SAN DIEGO (FRONTLINE MEDICAL NEWS)Of children and teens on psychotropic medication prescribed by their primary care pediatrician or family physician, 21% simultaneously receive two or more different classes of the drugs for at least 3 months, according to a massive study.

“Given that the safety of pediatric monotherapy for some of these psychotropic medications is unexplored, these patterns of polypharmacy prescribing are alarming and warrant further investigation,” Dr. Robert Grundmeier said in presenting the study results at the annual meeting of the Pediatric Academic Societies.

He presented a study of 891,717 patients up to 18 years of age who received health care at 1 of 222 primary care pediatric or family medicine sites participating in the Comparative Effectiveness Research Through Collaborative Electronic Reporting (CER2) Consortium. He described CER2 as a “supernetwork” comprised of multiple electronic health record–based networks and led by the American Academy of Pediatrics. The consortium was designed to carry out very large pharmacoepidemiologic and comparative effectiveness studies.

The initial study population consisted of more than 1.2 million patients up to age 18 years, a figure that investigators whittled down to just under 900,000 by excluding those with a seizure disorder or less than 12 months of follow-up data.

Among the 891,717 subjects, 8.3% of boys and 5.3% of girls were treated with psychotropic medication by their primary care physician at some point. Of these 60,430 patients, 21% simultaneously received psychotropic drugs from two or more different classes for at least 3 months. Another 5,813 patients – 0.9% of all boys and 0.4% of all girls in the study – got psychotropic medications from three or more classes simultaneously, reported Dr. Grundmeier of Children’s Hospital of Philadelphia.

The most frequently prescribed category of medication was stimulants/atomoxetine, a treatment mainstay in attention-deficit/hyperactivity disorder. Antidepressants were No. 2 and were prescribed in 2.1% of all boys and 2.8% of girls. Atypical antipsychotics were prescribed for 1.4% of boys and 0.8% of girls.

The most widely prescribed two-class combination among patients receiving psychotropic medication was a stimulant and an alpha-agonist, given to 10.7% of boys and 5.6% of girls. The second most popular two-drug combination was a stimulant and an antidepressant, which was prescribed for 7.3% of boys and 7.1% of girls who took psychotropic medication.

The use of combination therapy incorporating an atypical antipsychotic was of particular interest because health policy makers have identified this as an issue of concern. The drugs aren’t approved by the Food and Drug Administration for patients younger than 5 years old, and yet the Agency for Healthcare Research and Quality has reported that the use of these medications in very young children with behavior problems doubled between 1999-2001 and 2007. Moreover, more than three-quarters of youths on Medicaid are taking an atypical antipsychotic for non–FDA-approved indications, including ADHD and aggressive behavior, according to Centers for Medicare & Medicaid Services data .

Dr. Grundmeier reported that a stimulant and an atypical antipsychotic were prescribed together for 7.5% of boys and 4.4% of girls on psychotropic medication, and an antidepressant and an atypical antipsychotic were given to 4.9% of boys and 6.4% of girls.

These CER2 data probably underestimate the true rate of psychotropic drug prescribing for children and adolescents, since prescriptions written by a psychiatrist wouldn’t necessarily be included in the primary care electronic medical record, Dr. Grundmeier said.

Audience member Dr. James M. Perrin, professor of pediatrics at Harvard Medical School and director of general pediatrics at Massachusetts General Hospital, both in Boston, commented, “One of the interesting things about these polypharmacy kids is they come in in acute crisis and someone adds a third or fourth drug, but when the kid gets out of the crisis, no one thinks about taking the drug away; he’s always on it.”

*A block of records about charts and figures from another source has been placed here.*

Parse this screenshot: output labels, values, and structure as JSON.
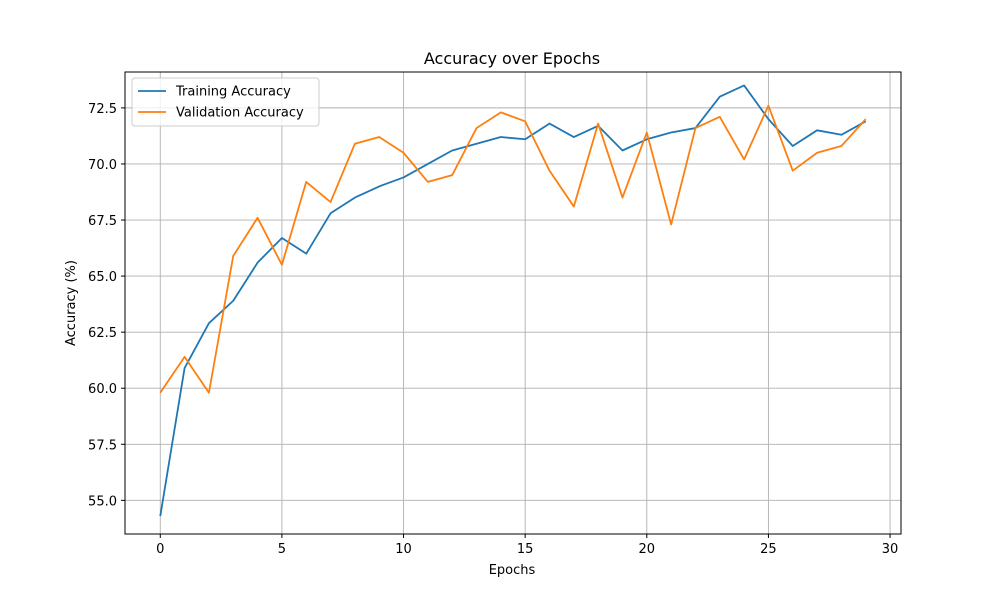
{
  "chart_data": {
    "type": "line",
    "title": "Accuracy over Epochs",
    "xlabel": "Epochs",
    "ylabel": "Accuracy (%)",
    "xlim": [
      -1.45,
      30.45
    ],
    "ylim": [
      53.5,
      74.1
    ],
    "xticks": [
      0,
      5,
      10,
      15,
      20,
      25,
      30
    ],
    "yticks": [
      55.0,
      57.5,
      60.0,
      62.5,
      65.0,
      67.5,
      70.0,
      72.5
    ],
    "ytick_labels": [
      "55.0",
      "57.5",
      "60.0",
      "62.5",
      "65.0",
      "67.5",
      "70.0",
      "72.5"
    ],
    "grid": true,
    "legend_position": "upper-left",
    "x": [
      0,
      1,
      2,
      3,
      4,
      5,
      6,
      7,
      8,
      9,
      10,
      11,
      12,
      13,
      14,
      15,
      16,
      17,
      18,
      19,
      20,
      21,
      22,
      23,
      24,
      25,
      26,
      27,
      28,
      29
    ],
    "series": [
      {
        "name": "Training Accuracy",
        "color": "#1f77b4",
        "values": [
          54.3,
          60.9,
          62.9,
          63.9,
          65.6,
          66.7,
          66.0,
          67.8,
          68.5,
          69.0,
          69.4,
          70.0,
          70.6,
          70.9,
          71.2,
          71.1,
          71.8,
          71.2,
          71.7,
          70.6,
          71.1,
          71.4,
          71.6,
          73.0,
          73.5,
          72.0,
          70.8,
          71.5,
          71.3,
          71.9
        ]
      },
      {
        "name": "Validation Accuracy",
        "color": "#ff7f0e",
        "values": [
          59.8,
          61.4,
          59.8,
          65.9,
          67.6,
          65.5,
          69.2,
          68.3,
          70.9,
          71.2,
          70.5,
          69.2,
          69.5,
          71.6,
          72.3,
          71.9,
          69.7,
          68.1,
          71.8,
          68.5,
          71.4,
          67.3,
          71.6,
          72.1,
          70.2,
          72.6,
          69.7,
          70.5,
          70.8,
          72.0
        ]
      }
    ]
  }
}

Dr. Grundmeier agreed that’s the classic pattern. Accordingly, a likely next step in this research project will be to scrutinize the CER2 Consortium data set in search of patterns of subtracting psychotropic drugs and simplifying management on the part of some primary care physicians. The ultimate goal is to gain an understanding of the effectiveness and potential adverse effects of psychotropic polypharmacy in order to develop evidence-based tools, such as clinical pathways to help support primary care physicians who are treating these young patients.

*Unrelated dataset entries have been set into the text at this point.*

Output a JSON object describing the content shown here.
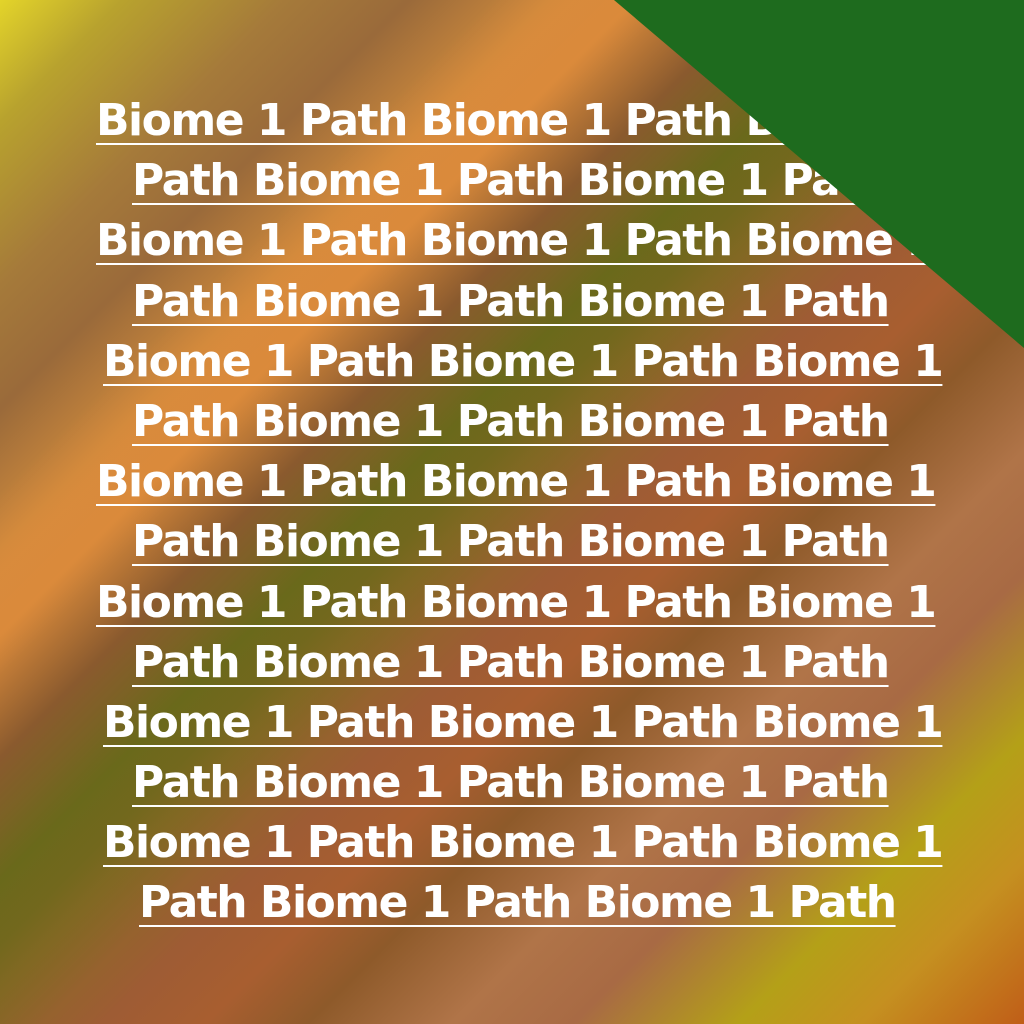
{
  "lines": [
    "Biome 1 Path Biome 1 Path Biome 1",
    "Path Biome 1 Path Biome 1 Path",
    "Biome 1 Path Biome 1 Path Biome 1",
    "Path Biome 1 Path Biome 1 Path",
    "Biome 1 Path Biome 1 Path Biome 1",
    "Path Biome 1 Path Biome 1 Path",
    "Biome 1 Path Biome 1 Path Biome 1",
    "Path Biome 1 Path Biome 1 Path",
    "Biome 1 Path Biome 1 Path Biome 1",
    "Path Biome 1 Path Biome 1 Path",
    "Biome 1 Path Biome 1 Path Biome 1",
    "Path Biome 1 Path Biome 1 Path",
    "Biome 1 Path Biome 1 Path Biome 1",
    "Path Biome 1 Path Biome 1 Path"
  ],
  "colors": {
    "text": "#ffffff",
    "corner": "#1e6b1e"
  }
}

Another audience member, a pediatric critical care specialist at an urban public hospital, commented that the high rates of off-label psychotropic polypharmacy by primary care physicians documented in the CER2 study constitute an indictment of widespread inadequate psychiatric services for young Medicaid patients.

“There’s not a night on call when I’m not admitting a teenager trying to kill himself. So when I see your data, I split it into the ADHD group and the antidepressant group. And the patients admitted for suicidality have to leave the hospital after a maximum of 3 days, generally without psychiatric or social support services to supplement these medications,” she said.

This study was funded by the Health Resources and Services Administration. Dr. Grundmeier reported having no relevant financial conflicts.